Abstract

Objectives. To analyse patient-specific bracing biomechanics in the treatment of scoliosis. Design. Two complementary computer tools have been developed to quantify the brace action on scoliotic spine from pressure measurements, and to simulate its effect on patient-adapted finite element model. Background. Brace pad forces and brace effect on spine deformities have been reported. However, the brace mechanisms still need to be better understood to obtain more effective treatments. Methods. The 3D geometry of the spine and rib cage of three scoliotic adolescents treated by the Boston brace was obtained using a multiview radiographic reconstruction technique. A personalized biomechanical model was constructed for each patient. Pressures generated by the brace on the thorax were measured using pressure sensors. For each zone with a threshold pressure higher than 30 mm Hg, a total equivalent force was calculated and applied to the corresponding model nodes. Results. The pressure were generally scattered on the overall torso, with the highest pressures measured on five distinct regions: right thoracic, left lumbar, abdominal, right and left sides of the pelvis. The equivalent forces were of 18–73 N. Differences between simulated deformed shapes and real in-brace geometry of the patients were less than 6 and 9.8 mm for the vertebral positions in the coronal and sagittal planes, and 7.7° for the Cobb angles.
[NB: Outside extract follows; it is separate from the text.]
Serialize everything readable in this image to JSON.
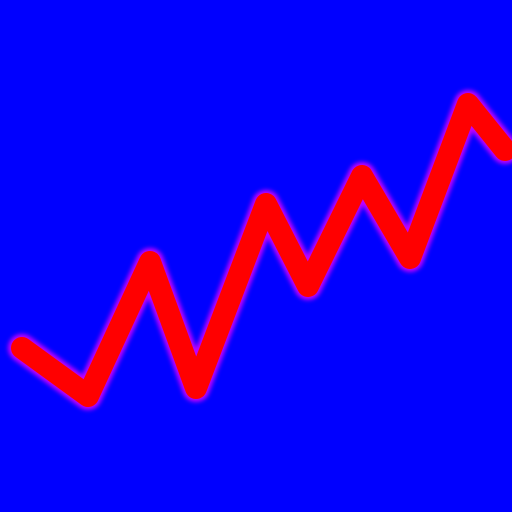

Conclusion. The results supported the feasibility of such approach to analyse patient-specific bracing biomechanics, which may be useful in the design of more effective braces. Relevance The analysis of bracing biomechanics in the treatment of scoliosis requires the development of biomedical engineering techniques allowing both a personalized evaluation and a design improvement of the treatment. The in-demand benefits of “computer assisted medicine” for the scoliotic patients are an improved brace treatment, prevention from invasive surgery, and an increased quality of life.